The recent variant of Petya, also called GoldenEye or NotPetya, is believed by security researchers globally to be malware type known as a wiper rather than the ransomware originally reported on. For the purposes of this article, the malware will be referred to solely as NotPetya for the remainder of the article in order to keep confusion down to a minimum. While it initially did appear as ransomware by demanding a ransom to decrypt data that had been encrypted as well as leveraging EternalBlue and EternalRomance as if earlier ransomware attack campaigns. Added to this victims were instructed to pay the ransom in the now traditional method of Bitcoin. Once analyzed by numerous researchers in numerous leading security companies, the truth does appear stranger than fiction.
So what did the experts discover that would lead them to this conclusion? In summary, there are a variety of reasons that support this view. Travis Farral, Director of Security Strategy at Anomali had the following to say about the matter:
A number of us in the security community are debating if the Petya attack on 27 June wasn’t a targeted attack on Ukraine, disguised as a ransomware attack on any organization caught up in the method used for infection…There are details that support such a theory. The attackers behind the ransomware haven’t experienced much ROI despite the broad impact of the attack, they set up a weak payment process, launched the attack just prior to Ukraine’s Constitution Day and leveraged a malware family named for the pet name of Ukrainian President, Petro Poroshenko.
Added further to what Farral stated when one considers the original Petya was intended to encrypt the Master Boot Record, then demand a ransom to decrypt it. NotPetya overwrites the Master Boot Record but does not save it elsewhere. This would cause irreversible damage to the drive and would mean that no decryption is possible even if you paid the ransom. Researchers, in turn, noticed that NotPetya was generating random data when to generate an installation ID displayed to the victim. Further emphasizing the point that now decryption can take place.
When researchers dug a little deeper into the method the attackers chose to extort payment, more questions arise. Why would they use only one email address, easily shutdown to manage all the payments? All payments would need to be checked manually, while the way the campaign was carried out showed that the attackers were not amateurs or opportunists. When considering the questions raised as well as how the malware wipes the Master Boot Drive rather than encrypt the goals of the attackers can be safely assumed not to be financial. Rather they are destructive.
Links to TeleBots
Given that the attack used Ukrainian accounting software as one of its chosen attack vectors has led many to believe that the attack is linked to TeleBots, the hacking group which is believed to be behind the successful shut down the Ukrainian power grip in 2015 using the malware BlackEnergy and attacked the Ukrainian banking sector a year later. The Ukrainian state security agency SBU has gone on record to state:
The available data, including those obtained in cooperation with international antivirus companies, give us reason to believe that the same hacking groups are involved in the attacks, which in December 2016 attacked the financial system, transport and energy facilities of Ukraine using TeleBots and BlackEnergy…This testifies to the involvement of the special services of Russian Federation in this attack.

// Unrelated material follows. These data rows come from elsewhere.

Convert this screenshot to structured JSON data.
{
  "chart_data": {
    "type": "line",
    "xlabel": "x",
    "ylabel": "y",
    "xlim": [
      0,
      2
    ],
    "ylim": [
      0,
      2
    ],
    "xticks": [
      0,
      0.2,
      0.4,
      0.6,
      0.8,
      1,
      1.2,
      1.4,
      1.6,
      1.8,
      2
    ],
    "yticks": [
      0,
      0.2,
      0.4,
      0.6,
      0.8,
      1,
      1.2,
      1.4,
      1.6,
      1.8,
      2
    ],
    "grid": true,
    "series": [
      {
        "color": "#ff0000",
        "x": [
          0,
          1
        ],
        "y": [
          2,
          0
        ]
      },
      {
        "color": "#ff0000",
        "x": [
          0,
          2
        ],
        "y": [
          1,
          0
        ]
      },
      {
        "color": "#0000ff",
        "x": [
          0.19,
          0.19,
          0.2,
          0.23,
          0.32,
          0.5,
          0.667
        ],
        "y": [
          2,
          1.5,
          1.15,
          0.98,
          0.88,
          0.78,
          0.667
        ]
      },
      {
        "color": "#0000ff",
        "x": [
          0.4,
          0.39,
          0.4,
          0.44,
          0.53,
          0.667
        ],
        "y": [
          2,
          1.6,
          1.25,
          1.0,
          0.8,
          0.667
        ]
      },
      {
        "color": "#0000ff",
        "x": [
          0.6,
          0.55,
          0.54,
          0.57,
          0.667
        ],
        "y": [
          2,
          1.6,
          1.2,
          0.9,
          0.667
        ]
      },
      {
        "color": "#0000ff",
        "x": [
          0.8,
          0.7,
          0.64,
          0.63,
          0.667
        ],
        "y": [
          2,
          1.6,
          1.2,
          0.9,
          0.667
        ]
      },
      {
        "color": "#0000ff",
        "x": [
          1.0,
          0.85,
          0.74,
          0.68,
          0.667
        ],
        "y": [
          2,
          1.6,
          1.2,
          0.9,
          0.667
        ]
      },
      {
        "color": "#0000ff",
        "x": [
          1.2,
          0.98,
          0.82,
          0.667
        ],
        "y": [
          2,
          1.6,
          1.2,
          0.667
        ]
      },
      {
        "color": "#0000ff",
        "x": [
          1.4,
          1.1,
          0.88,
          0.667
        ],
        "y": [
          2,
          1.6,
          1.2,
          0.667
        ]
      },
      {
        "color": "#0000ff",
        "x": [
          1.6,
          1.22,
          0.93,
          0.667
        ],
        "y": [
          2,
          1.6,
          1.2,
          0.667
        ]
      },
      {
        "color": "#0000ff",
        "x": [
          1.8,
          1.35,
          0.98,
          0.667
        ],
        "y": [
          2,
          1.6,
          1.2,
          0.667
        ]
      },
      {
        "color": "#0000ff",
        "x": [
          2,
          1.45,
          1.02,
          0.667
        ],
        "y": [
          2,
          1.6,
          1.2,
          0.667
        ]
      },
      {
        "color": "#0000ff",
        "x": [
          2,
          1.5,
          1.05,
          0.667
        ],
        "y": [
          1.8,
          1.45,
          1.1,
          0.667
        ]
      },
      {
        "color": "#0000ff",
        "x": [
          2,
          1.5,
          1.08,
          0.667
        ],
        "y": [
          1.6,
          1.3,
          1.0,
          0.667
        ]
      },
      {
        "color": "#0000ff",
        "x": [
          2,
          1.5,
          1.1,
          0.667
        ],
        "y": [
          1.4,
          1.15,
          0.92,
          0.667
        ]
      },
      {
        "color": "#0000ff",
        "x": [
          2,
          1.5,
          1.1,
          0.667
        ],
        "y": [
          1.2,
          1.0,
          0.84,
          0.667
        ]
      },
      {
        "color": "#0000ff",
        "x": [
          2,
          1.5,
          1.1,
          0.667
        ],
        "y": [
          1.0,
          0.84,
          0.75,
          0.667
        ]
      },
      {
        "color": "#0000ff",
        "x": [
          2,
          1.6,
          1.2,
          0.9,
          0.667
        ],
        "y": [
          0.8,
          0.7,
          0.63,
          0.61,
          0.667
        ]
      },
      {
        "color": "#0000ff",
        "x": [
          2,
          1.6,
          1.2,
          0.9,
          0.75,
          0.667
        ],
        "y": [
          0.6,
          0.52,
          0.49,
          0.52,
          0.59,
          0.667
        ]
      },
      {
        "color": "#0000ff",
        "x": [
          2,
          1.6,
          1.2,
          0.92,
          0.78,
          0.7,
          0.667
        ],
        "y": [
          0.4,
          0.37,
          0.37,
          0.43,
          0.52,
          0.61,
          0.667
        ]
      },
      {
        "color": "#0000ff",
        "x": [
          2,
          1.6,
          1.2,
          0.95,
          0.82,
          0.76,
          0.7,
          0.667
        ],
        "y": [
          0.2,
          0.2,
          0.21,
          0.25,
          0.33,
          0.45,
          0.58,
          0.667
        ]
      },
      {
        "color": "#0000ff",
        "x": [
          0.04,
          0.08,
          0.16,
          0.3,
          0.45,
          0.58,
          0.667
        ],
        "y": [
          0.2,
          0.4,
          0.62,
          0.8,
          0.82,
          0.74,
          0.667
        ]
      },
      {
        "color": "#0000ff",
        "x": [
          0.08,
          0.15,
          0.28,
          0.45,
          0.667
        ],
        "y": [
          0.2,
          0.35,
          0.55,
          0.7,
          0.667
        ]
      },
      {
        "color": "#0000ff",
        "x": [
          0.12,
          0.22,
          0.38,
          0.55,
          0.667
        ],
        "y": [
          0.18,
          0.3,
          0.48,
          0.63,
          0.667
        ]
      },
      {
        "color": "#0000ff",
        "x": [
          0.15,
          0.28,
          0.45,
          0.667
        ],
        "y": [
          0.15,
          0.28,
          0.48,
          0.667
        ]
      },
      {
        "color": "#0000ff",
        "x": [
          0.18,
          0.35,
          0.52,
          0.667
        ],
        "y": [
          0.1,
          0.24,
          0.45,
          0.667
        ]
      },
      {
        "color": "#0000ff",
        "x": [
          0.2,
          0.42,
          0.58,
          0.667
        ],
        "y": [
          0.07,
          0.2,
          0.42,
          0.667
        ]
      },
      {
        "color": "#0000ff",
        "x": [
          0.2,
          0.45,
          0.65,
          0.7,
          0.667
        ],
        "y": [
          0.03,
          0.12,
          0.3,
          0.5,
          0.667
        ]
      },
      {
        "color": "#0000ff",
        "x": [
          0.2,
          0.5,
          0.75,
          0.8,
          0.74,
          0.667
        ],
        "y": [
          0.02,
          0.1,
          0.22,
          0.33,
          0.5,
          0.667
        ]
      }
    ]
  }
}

While the Ukraine has not been shy at blaming Russian hacking groups believed to be supported by the Russian government, independent companies analyzing the attack discovered similarities between NotPetya and BlackEnergy. Both use the KillDisk wiper. What has also been noted is coding similarities but this is by no means a smoking gun which definitively proves the group's involvement. While there is no definitive proof extensive forensic investigations conducted by FireEye linking Telebots to the Russian government. However, Russia has denied any implication in the NotPetya attack as well previous attacks alleged to be supported by their government.
Evidence is thin at best
While there is no real direct evidence proving TeleBots of being involved, there is circumstantial evidence. That, however, is not enough to prove anything despite the Ukrainian state security agency’s statement. That is not to say that there may not be truth behind the statement it is perhaps unwise to make blanket statements in an age of political uncertainty with cyber-attacks been able to flare up regional disputes with ease.
With the uncertainty as to who perpetrated the act and who the main targets were, there is one piece of evidence that certainly does remain. Much of the world’s media and a fair number of experts were duped into believing the attack was a ransomware attack. This undoubtedly assisted the attackers in achieving their aims whether political or personal. In an age where news stories need to be broken to the public as soon as possible, this would not be the first time, nor the last, that the media will be used as a smokescreen to hide possible intentions and outcomes. In time the public will learn who exactly was behind the attack but given the nefarious and often anonymous nature of cyber-crime, it will take some time.